In 2017, Ethereum entered a long-running phase to become a Proof of Stake protocol.
Metropolis is the Ethereum blockchain's planned stage to prepare the network for the switch from the Proof of Work to the Proof of Stake consensus method. Byzantium and Constantinople served as the initial stages of the Metropolis implementation.
The Byzantium hard fork went live in October 2017. The EIPs included in the upgrade were set to disincentivize mining on the blockchain by slashing the reward for a mined block from 5 Ether to 3.
The fork was deployed in two stages: Petersburg and Istanbul. The main proposal included in Petersburg — EIP 1234 — adjusted block rewards accrued by miners. After the hard fork, they would get 2 ETH instead of 3 per mined block.
Istanbul, deployed on December 8, 2019, was set to optimize gas costs with the EVM and create the possibility to deploy Layer 2 scaling solutions, such as zero-knowledge rollups using zk-SNARKS and STARKS.
To learn more about zero-knowledge systems, check out our in-depth guide.
The Beacon Chain was designed to ensure that the PoS consensus logic is reliable enough to be used on the Ethereum mainnet. This was why it ran in conjunction with the original PoW chain. To enable PoS on the mainnet, the Beacon Chain received the transactions from the original chain, bundled them into blocks, and grouped them into a blockchain that worked on PoS.
Role of the Beacon Chain in the Ethereum ecosystem. Source: Consensys
Beacon Chain also introduced staking. Network participants could now stake their Ether to validate transactions and get rewards. The minimum staking amount of 32 ETH was needed to become a validator on the new chain.
Although staking Ether was a big step toward a new consensus mechanism, the feature had some limitations. Participants that staked their holdings couldn't get their staking rewards or withdraw the staked Ether.

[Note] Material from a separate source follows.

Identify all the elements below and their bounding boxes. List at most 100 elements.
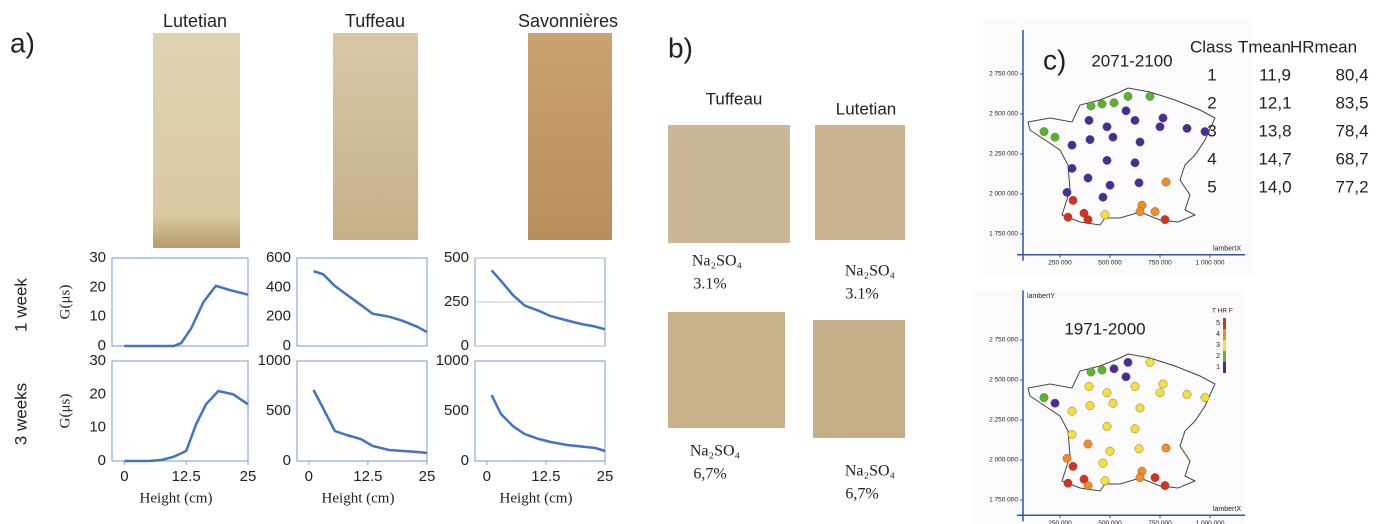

The old consensus mechanism, mining, and block propagation were turned off and handed out to the Beacon Chain in an event called The Merge.
The highly anticipated upgrade to a more sustainable and eco-friendly consensus mechanism was deployed on September 15, 2022. The transition was expected to lower Ethereum's energy consumption by 99.95%, reduce transaction confirmation times, and make the network more decentralized due to lowered costs of becoming a node operator.
Simply put, The Merge was when these two systems intertwined, and Proof of Work was permanently replaced by Proof of Stake.
Ethereum's Shanghai upgrade
Since 2017, Ethereum developers have significantly upgraded the network to fully integrate PoS into the blockchain. The final step in that process was to enable the withdrawal of staking rewards and validator-staked ETH.
Whenever a new feature is implemented into the Ethereum protocol, it is enrolled both in the execution and consensus layers. The execution layer handles all the computations, while the consensus layer ensures that every participant on the network follows the rules.
On April 14, 2023, upgrades called Shanghai and Capella (Shapella) were deployed, each of them representing changes in the execution and consensus layers, respectively. The upgrades also introduced the ability to add withdrawal credentials for those who had not done it during the initial deposit.
On the first day of Shapella, around 180,000 Ether were withdrawn, 95% of which were staking rewards.
With Ethereum fully transforming to PoS, the development team can finally focus on Layer 1 scaling solutions. Sharding is expected to elevate the blockchain's TPS to 10,000, compared to the current 29. Thanks to Shapella, liquid staking platforms will skyrocket in popularity and attract more users to the network, leaving scalability the #1 problem of the Ethereum blockchain.